BIS Confirms It Will Set Compliance Fee

The Department for Business has announced that it is introducing a compliance fee. The announcement comes ahead of the January 31 deadline for schemes to post their final WEEE evidence for the 2014 compliance period.

The focus is now expected to be on the level of the compliance fee and how BIS decides to set it in relation to any ‘penalty cost’ applied to those schemes which do not source sufficient evidence.

The revised WEEE regulations, which have been in effect since January 2014, set out a programme of household WEEE collection targets for producer compliance schemes. The regulations allow for any scheme which fails to meet its collection targets to instead pay a ‘compliance fee’ to match the cost of its members’ recycling obligations.

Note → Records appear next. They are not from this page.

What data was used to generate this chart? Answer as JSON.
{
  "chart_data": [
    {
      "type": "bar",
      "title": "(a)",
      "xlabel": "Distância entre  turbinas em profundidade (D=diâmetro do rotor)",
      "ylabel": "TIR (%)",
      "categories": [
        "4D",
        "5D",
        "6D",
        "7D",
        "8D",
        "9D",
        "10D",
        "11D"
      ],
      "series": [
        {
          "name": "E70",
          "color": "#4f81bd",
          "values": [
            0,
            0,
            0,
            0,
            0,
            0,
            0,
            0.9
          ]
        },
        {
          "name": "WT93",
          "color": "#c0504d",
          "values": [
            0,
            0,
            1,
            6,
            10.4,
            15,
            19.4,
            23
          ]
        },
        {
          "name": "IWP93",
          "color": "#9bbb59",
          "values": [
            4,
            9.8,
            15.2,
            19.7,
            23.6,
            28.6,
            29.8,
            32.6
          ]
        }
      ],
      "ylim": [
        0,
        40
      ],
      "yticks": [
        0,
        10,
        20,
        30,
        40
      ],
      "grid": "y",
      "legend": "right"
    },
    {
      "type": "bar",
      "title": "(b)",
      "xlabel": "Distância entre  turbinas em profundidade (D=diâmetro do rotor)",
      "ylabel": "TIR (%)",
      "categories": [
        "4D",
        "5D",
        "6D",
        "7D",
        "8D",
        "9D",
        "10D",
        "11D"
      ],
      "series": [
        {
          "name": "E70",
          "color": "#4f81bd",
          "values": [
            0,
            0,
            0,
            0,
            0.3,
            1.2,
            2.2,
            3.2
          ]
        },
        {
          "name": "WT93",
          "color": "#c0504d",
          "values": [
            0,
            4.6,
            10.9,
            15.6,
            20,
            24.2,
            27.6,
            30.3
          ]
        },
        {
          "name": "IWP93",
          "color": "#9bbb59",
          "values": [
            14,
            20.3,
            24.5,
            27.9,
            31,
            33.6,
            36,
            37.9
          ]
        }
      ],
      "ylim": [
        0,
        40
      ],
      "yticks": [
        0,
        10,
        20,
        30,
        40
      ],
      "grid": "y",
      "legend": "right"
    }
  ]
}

In October, three proposals for how the compliance fee should be calculated were submitted. BIS is expected to announce this week which will be adopted for the 2014 compliance period.

Schemes will not know how much they will be expected to pay through the fee until after every scheme has turned in its final evidence.

The fee means that schemes who had previously been unable to source enough evidence to meet their obligations will no longer be at risk of prosecution for being in breach of the regulations.

However, some experts within the WEEE sector believe that by announcing that the fee will go ahead in 2014, BIS has affected the ‘market dynamics’ between schemes at the end of the compliance year. The reason given is that, for any schemes which have not sourced enough WEEE evidence by the 31 January, the incentive to purchase it at an inflated price from those schemes with a surplus has been reduced.

January 2014 saw revised regulations came into effect, bringing the requirements of the recast EU WEEE Directive into UK law. The changes also addressed producer concerns that the cost of compliance did not match the true cost of recycling.

Proposals on how best to calculate the new compliance fee have been submitted by three online marketplace associations: The Environment Exchange (T2E), the Joint Trades Association (JTA) and a combined submission from Dataserv, DHL, Transform, Valpak and Veolia.